Il giorno dopo prendemmo la macchina e andammo a Napoli. Le piacque da morire la pizza da Michele, dove la servono solo in due modi: con o senza mozzarella. Prendemmo il traghetto per Capri. Volle per forza lasciare le valigie in macchina e si portò solo una piccola borsa per tutti e tre i giorni. Ebbi un tuffo al cuore.
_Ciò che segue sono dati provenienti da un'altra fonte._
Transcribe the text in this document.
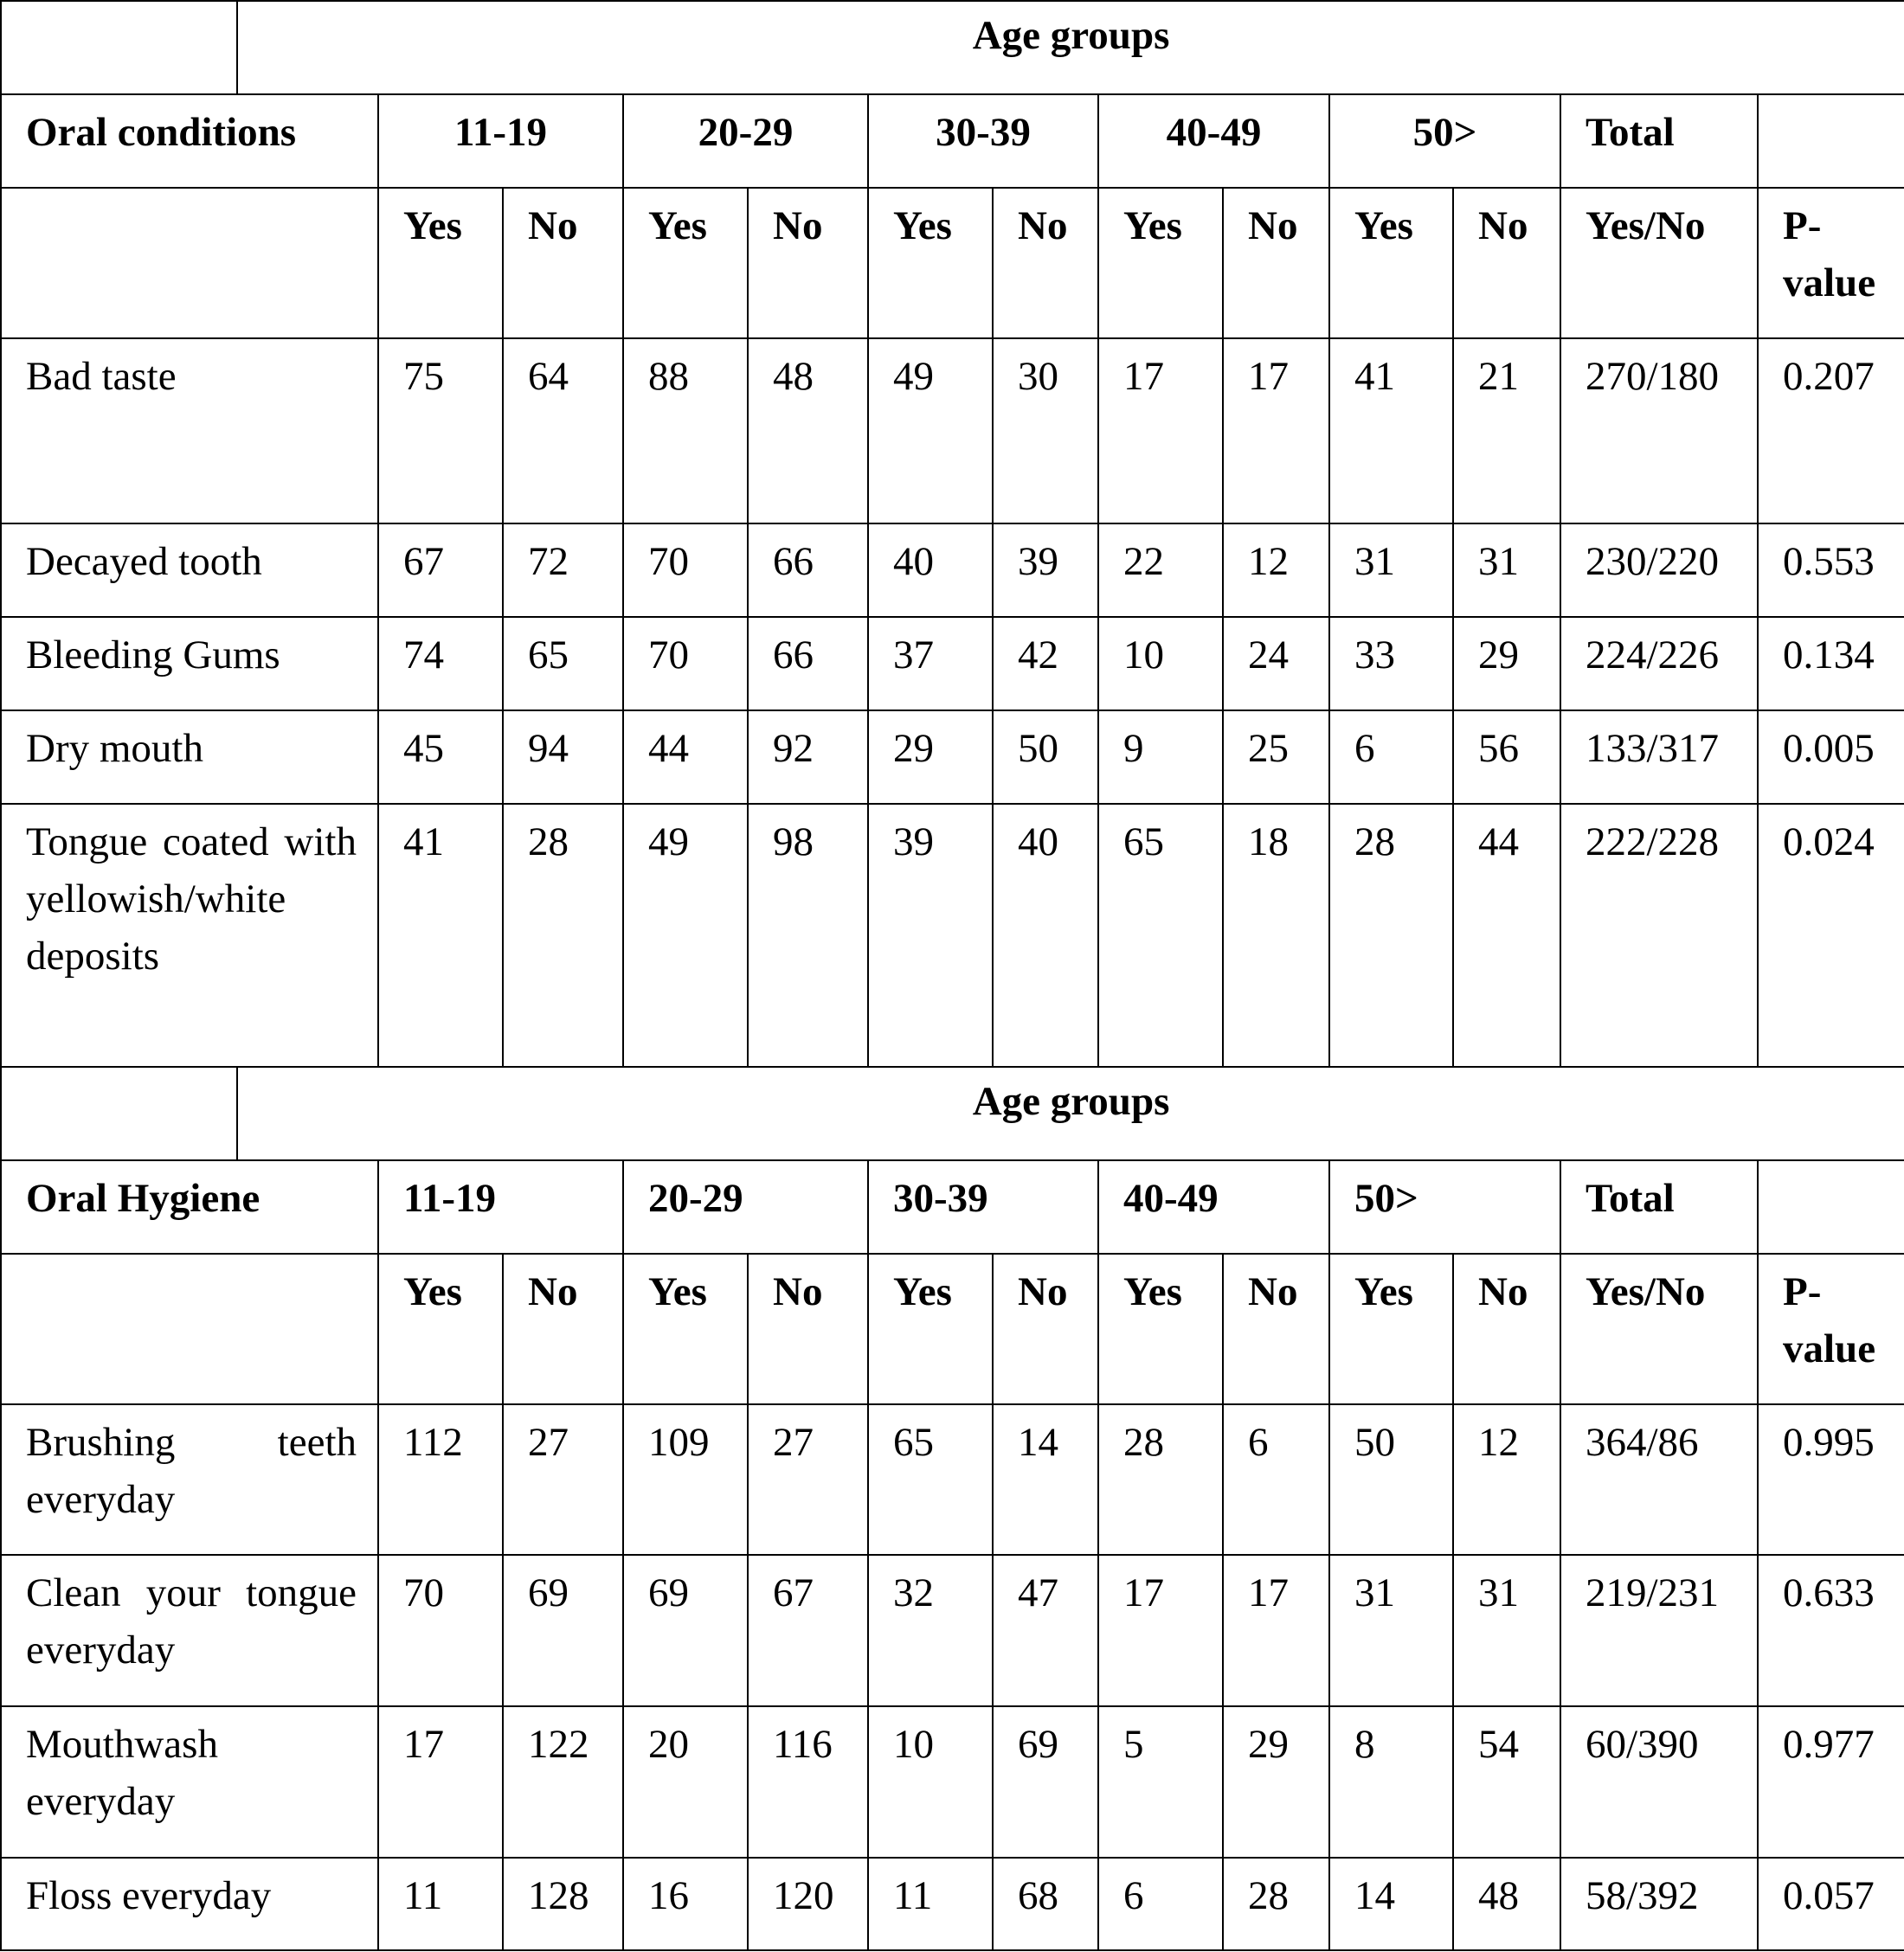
	Age groups												
Oral conditions		11-19		20-29		30-39		40-49		50>		Total	
		Yes	No	Yes	No	Yes	No	Yes	No	Yes	No	Yes/No	P-value
Bad taste		75	64	88	48	49	30	17	17	41	21	270/180	0.207
Decayed tooth		67	72	70	66	40	39	22	12	31	31	230/220	0.553
Bleeding Gums		74	65	70	66	37	42	10	24	33	29	224/226	0.134
Dry mouth		45	94	44	92	29	50	9	25	6	56	133/317	0.005
Tongue coated with yellowish/white deposits		41	28	49	98	39	40	65	18	28	44	222/228	0.024
	Age groups												
Oral Hygiene		11-19		20-29		30-39		40-49		50>		Total	
		Yes	No	Yes	No	Yes	No	Yes	No	Yes	No	Yes/No	P-value
Brushing teeth everyday		112	27	109	27	65	14	28	6	50	12	364/86	0.995
Clean your tongue everyday		70	69	69	67	32	47	17	17	31	31	219/231	0.633
Mouthwash everyday		17	122	20	116	10	69	5	29	8	54	60/390	0.977
Floss everyday		11	128	16	120	11	68	6	28	14	48	58/392	0.057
In viaggio la personalità di una persona viene fuori subito. Vivere con qualcuno non è difficile, è viaggiare insieme che mette davvero alla prova. O forse, più semplicemente, è il rapporto stesso a subire un'accelerazione, in positivo oppure in negativo. E il nostro stava decisamente accelerando nella direzione giusta. A Capri pranzavamo con calma, ci tuffavamo dagli scogli, facevamo il bagno e, in spiaggia, ci appartavamo per fare un po' di sesso nella cabina di qualcun altro. Per il suo compleanno le comprai un bellissimo pareo confezionato in Italia e poi la portai a cena in un ristorante nascosto tra le rocce di una parete a strapiombo, con vista su tutta l'isola. (Naturalmente il vero regalo di compleanno consisté nel riservarle di nuovo un posto sul volo in partenza da Roma con cui sarebbe dovuta partire inizialmente).
Tornammo indietro per passare un'altra notte a Roma: una cena a Trastevere seguita da una lunga passeggiata, assaggiando l'uno il gelato dell'altra. Partimmo insieme la mattina dopo.
Non eravamo una coppia perfetta, e lo sapevamo. Ma quando ci separammo all'aeroporto Kennedy veniva da piangere a tutti e due. Era stato un viaggio romantico e straordinario, una vera e propria luna di miele alla cieca. Abbiamo persino pensato di rifarlo. Soltanto che adesso potrebbe esserci un problema: ci conosciamo già.




(Tratto da The New York Times, T Style Magazine, del 21 Maggio 2006. Traduzione di Federica Merani.)